Cette idée de dette climatique est importante pour comprendre le principe de la finance climat : quand les pays du Nord donnent de l’argent aux pays du Sud pour les aider à atténuer leurs émissions ou à s’adapter aux impacts climatiques, il ne s’agit pas d’aide au développement ou de charité, mais bien du paiement d’une dette climatique existante.
Quelles solutions pour sortir du cercle vicieux de la dette ?
La lutte contre le changement climatique nécessite de réformer la manière dont le système international financier fonctionne. En l’état, il favorise les créanciers (ceux qui prêtent), dont les intérêts passent avant les droits humains et la sauvegarde de la planète. Les pays riches doivent donc activement œuvrer pour une restructuration du système de la dette, qui passe notamment par une annulation des dettes insoutenables et par une réforme en profondeur du Fonds Monétaire International et de la Banque Mondiale.
Reconnaitre la dette climatique des pays riches, maintenant !
La 76ème session de l’Assemblée Générale de l’ONU en 2021 a été marquée par l’appel de plusieurs pays à réformer l’architecture financière internationale. L’Argentine a notamment évoqué la nécessité de lier la restructuration de la dette aux objectifs climatiques et la Bolivie a demandé la reconnaissance d’une dette climatique des économies les plus riches.
Les pays du Nord doivent également reconnaître leur dette climatique en donnant les 100 milliards de dollars par an qu’ils ont promis aux pays du Sud le plus vite possible, et s’assurer qu’ils soient de qualité, c’est-à-dire qu’ils soient versés sous forme de dons, et non de prêts. Plus de deux tiers de la finance climat a été allouée sous forme de prêts depuis 2013 et a donc contribué à aggraver l’endettement des pays du Sud.
Enfin, il est primordial que les pays du Nord acceptent enfin de fournir un financement additionnel pour les pertes et dommages, les conséquences irréversibles du changement climatique.

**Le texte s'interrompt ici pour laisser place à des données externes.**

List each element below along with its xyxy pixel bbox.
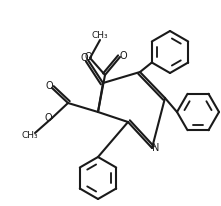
Text: O: O bbox=[44, 113, 52, 123]
Text: N: N bbox=[152, 143, 160, 153]
Text: CH₃: CH₃ bbox=[22, 130, 38, 139]
Text: O: O bbox=[119, 51, 127, 61]
Text: O: O bbox=[80, 53, 88, 63]
Text: O: O bbox=[45, 81, 53, 91]
Text: O: O bbox=[84, 52, 92, 62]
Text: CH₃: CH₃ bbox=[92, 30, 108, 40]
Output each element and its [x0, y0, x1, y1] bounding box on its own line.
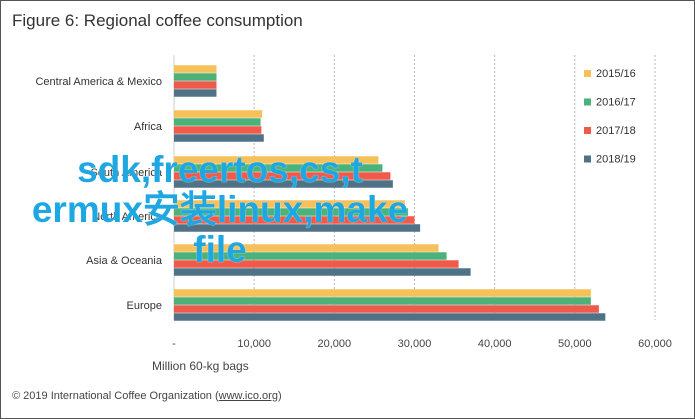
- bar: [174, 313, 606, 321]
- category-label: Europe: [127, 300, 162, 312]
- x-tick-label: -: [172, 338, 176, 350]
- bar: [174, 134, 264, 142]
- category-label: Africa: [134, 121, 163, 133]
- x-tick-label: 60,000: [638, 338, 672, 350]
- legend-label: 2015/16: [596, 68, 636, 80]
- legend-swatch: [584, 70, 591, 77]
- x-tick-label: 50,000: [558, 338, 592, 350]
- copyright-footer: © 2019 International Coffee Organization…: [12, 390, 282, 402]
- x-tick-label: 20,000: [318, 338, 352, 350]
- bar: [174, 81, 217, 89]
- bar: [174, 297, 591, 305]
- x-tick-label: 10,000: [237, 338, 271, 350]
- bar: [174, 156, 379, 164]
- bar: [174, 289, 591, 297]
- bar: [174, 65, 217, 73]
- bar: [174, 118, 261, 126]
- chart-title: Figure 6: Regional coffee consumption: [12, 11, 303, 30]
- watermark-overlay-text: sdk,freertos,cs,t ermux安装linux,make file: [31, 149, 409, 270]
- category-label: Central America & Mexico: [35, 76, 162, 88]
- bar: [174, 305, 599, 313]
- bar: [174, 164, 383, 172]
- footer-suffix: ): [277, 390, 282, 402]
- bar: [174, 224, 421, 232]
- bar: [174, 200, 405, 208]
- legend-swatch: [584, 127, 591, 134]
- x-tick-label: 30,000: [398, 338, 432, 350]
- bar: [174, 244, 439, 252]
- bar: [174, 180, 393, 188]
- bar: [174, 208, 409, 216]
- bar: [174, 89, 217, 97]
- bar: [174, 252, 447, 260]
- footer-prefix: © 2019 International Coffee Organization…: [12, 390, 219, 402]
- category-label: North America: [92, 211, 163, 223]
- bar: [174, 126, 262, 134]
- x-tick-label: 40,000: [478, 338, 512, 350]
- bar: [174, 110, 263, 118]
- bar: [174, 172, 391, 180]
- legend-swatch: [584, 155, 591, 163]
- x-axis-title: Million 60-kg bags: [152, 359, 249, 373]
- bar: [174, 268, 471, 276]
- category-label: Asia & Oceania: [86, 255, 163, 267]
- category-label: South America: [90, 167, 162, 179]
- bar: [174, 260, 459, 268]
- legend-label: 2018/19: [596, 154, 636, 166]
- legend-swatch: [584, 98, 591, 106]
- footer-link[interactable]: www.ico.org: [218, 390, 278, 402]
- legend-label: 2017/18: [596, 125, 636, 137]
- bar: [174, 216, 415, 224]
- bar: [174, 73, 217, 81]
- legend-label: 2016/17: [596, 97, 636, 109]
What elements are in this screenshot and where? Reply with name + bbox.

Si l’Allemagne a pu répondre aux inondations qu’elle a subi durant l’été 2021 en mobilisant 30 milliards d’euros de son propre budget, des pays plus vulnérables ne sont pas capables de répondre avec leurs propres ressources aux impacts climatiques. A titre d’exemple, les Philippines sont démunis face aux glissements de terrain et aux inondations causés par la tempête Megi, qui ont détruit des villages, déplacé des milliers de personnes et fait plus de 100 morts en avril 2022.
Permettre aux pays d’avoir accès à des ressources financières pour renforcer les droits économiques, sociaux et culturels dans des circonstances particulières dont ils ne sont pas responsables, telles que la crise climatique qui menace aujourd’hui tous leurs acquis, doit être une priorité pour lutter contre le changement climatique.